I once went to the Algonquin Hotel with friends Julie Stillman and Leigh Stocker.  We three were early into our publishing careers and it just seemed the cool thing to do. I had only ever drunk beer, which seemed like the wrong thing to order there. I had no idea what to order as the waiter approached, and was horribly embarrassed to admit it. 

Julie kindly suggested I order a “scotch and water.”  But when I said that to the waiter, he asked something about “straight up” and I panicked.  Julie took over, as if accompanying me on a day trip from the asylum.

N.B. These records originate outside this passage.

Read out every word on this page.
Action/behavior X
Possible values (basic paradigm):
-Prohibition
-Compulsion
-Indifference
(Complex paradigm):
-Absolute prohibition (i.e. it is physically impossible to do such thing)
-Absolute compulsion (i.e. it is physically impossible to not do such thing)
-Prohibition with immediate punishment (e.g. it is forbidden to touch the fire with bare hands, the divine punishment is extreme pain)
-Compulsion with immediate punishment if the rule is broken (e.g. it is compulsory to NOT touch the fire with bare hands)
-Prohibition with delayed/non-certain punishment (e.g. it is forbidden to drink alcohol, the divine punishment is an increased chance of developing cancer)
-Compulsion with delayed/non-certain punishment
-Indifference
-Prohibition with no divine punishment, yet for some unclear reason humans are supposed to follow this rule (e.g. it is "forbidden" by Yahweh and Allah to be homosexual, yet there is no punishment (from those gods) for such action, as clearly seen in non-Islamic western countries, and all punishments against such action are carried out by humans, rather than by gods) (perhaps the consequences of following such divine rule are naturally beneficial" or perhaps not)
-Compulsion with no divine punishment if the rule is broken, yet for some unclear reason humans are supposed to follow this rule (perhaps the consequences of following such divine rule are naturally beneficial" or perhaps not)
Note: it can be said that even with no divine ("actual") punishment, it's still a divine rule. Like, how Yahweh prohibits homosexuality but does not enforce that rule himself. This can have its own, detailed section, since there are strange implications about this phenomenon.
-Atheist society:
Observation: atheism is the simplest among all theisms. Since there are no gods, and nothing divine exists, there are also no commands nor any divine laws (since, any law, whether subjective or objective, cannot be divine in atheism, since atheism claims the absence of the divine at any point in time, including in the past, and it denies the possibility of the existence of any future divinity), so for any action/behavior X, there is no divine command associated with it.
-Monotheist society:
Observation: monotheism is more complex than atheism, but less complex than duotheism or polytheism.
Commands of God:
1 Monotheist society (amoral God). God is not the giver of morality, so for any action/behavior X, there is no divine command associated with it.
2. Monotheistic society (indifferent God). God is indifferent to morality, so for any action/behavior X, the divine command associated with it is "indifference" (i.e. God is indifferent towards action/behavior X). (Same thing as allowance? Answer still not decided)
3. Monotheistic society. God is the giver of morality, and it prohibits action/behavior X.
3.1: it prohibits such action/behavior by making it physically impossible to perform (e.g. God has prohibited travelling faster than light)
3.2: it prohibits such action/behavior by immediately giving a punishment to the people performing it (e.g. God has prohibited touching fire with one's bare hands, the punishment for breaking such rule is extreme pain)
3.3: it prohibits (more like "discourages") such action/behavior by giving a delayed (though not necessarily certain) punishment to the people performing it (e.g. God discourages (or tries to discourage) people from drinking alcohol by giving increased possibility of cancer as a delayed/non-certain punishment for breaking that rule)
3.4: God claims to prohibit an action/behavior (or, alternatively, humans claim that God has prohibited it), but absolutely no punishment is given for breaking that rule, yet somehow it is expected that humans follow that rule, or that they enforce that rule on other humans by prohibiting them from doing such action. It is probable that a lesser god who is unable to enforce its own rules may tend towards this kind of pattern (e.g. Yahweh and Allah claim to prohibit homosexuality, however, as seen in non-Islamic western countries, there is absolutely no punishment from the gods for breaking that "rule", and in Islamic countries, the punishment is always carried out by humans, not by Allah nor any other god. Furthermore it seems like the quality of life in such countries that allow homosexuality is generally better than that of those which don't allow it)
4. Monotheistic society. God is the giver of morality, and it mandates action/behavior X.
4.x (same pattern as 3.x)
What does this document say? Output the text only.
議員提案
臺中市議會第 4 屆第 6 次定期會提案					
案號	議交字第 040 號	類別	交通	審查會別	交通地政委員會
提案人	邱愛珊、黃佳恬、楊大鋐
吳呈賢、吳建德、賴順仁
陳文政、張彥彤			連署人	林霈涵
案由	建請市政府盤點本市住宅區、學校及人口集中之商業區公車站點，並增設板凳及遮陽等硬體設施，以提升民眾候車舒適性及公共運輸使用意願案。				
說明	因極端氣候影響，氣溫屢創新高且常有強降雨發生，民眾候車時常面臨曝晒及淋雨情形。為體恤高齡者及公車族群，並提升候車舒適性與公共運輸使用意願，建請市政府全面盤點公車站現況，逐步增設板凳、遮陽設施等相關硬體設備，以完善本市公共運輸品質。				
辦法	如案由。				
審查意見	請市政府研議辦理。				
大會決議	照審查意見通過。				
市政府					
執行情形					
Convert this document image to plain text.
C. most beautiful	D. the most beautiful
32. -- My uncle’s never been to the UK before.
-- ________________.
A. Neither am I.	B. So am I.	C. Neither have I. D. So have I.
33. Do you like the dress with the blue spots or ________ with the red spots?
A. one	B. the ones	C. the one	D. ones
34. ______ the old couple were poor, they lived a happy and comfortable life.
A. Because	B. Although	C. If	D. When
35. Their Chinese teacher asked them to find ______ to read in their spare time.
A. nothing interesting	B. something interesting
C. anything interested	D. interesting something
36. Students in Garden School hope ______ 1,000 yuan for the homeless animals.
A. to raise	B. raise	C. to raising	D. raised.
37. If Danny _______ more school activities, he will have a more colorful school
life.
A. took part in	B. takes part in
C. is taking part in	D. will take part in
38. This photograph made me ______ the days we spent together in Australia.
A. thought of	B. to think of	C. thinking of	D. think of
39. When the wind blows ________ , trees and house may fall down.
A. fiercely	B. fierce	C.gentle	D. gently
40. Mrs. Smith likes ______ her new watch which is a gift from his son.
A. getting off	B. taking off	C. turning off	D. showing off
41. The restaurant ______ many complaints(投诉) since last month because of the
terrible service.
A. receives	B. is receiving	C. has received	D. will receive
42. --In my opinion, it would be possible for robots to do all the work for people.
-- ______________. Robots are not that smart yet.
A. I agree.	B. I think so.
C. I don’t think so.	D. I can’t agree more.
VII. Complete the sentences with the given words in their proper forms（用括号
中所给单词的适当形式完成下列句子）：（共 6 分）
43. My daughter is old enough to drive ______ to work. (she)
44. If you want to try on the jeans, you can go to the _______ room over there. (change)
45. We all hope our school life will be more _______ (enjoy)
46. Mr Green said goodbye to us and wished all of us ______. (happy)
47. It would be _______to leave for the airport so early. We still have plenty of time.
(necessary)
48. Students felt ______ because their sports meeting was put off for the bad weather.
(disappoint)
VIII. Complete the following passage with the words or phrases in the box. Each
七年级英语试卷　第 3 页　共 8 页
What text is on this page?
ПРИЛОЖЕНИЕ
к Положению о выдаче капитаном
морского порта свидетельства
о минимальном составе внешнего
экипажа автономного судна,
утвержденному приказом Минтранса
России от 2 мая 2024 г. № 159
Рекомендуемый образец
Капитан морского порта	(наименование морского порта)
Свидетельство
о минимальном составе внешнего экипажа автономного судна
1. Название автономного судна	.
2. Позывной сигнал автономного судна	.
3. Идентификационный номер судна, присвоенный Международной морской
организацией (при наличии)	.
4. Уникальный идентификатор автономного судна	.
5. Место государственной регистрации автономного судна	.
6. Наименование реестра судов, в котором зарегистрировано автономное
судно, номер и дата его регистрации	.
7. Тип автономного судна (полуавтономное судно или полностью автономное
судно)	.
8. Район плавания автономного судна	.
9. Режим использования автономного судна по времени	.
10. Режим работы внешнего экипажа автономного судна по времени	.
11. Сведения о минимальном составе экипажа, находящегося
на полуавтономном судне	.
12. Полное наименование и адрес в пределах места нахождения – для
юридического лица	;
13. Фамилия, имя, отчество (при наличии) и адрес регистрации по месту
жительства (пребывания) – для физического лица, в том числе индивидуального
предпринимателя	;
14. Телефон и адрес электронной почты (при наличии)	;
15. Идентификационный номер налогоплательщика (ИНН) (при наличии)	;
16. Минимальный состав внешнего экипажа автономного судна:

In 1956, when Alan Jay Lerner and Frederick Loewe composed “My Fair Lady” at the Algonquin, music flowed for days out of Suite 908. They even worked all night, writing “I Could Have Danced All Night” (makes sense), which prompted the hotel to threaten removal of the room’s piano if they didn’t quiet down.

Maya Angelou always stayed there whenever she came to Manhattan.  She even wrote the screenplay adapted from her memoir, “I Know Why the Caged Bird Sings,” on Algonquin stationary.

The 181-room hotel opened in 1902.

And in 1946 Ben Bodne bought it, fulfilling a promise made to his wife when they honeymooned here that one day he would buy it for her.  Sort of like the Super Motel 8 ashtray I got Sally.

I gotta wrap this up with some Dorothy Parker quips.

“If you want to know what God thinks of money, just look at the people he gave it to.” 

“You can lead a horticulture, but you can't make her think.” 

“Tell him I was too fucking busy — or vice versa.” 

“I hate writing, I love having written.” 

“Brevity is the soul of lingerie.” 

“I like to have a martini,
Two at the very most.
After three I'm under the table,
after four I'm under my host.” 

“That would be a good thing for them to put on my tombstone: Wherever she went, including here, it was against her better judgment.”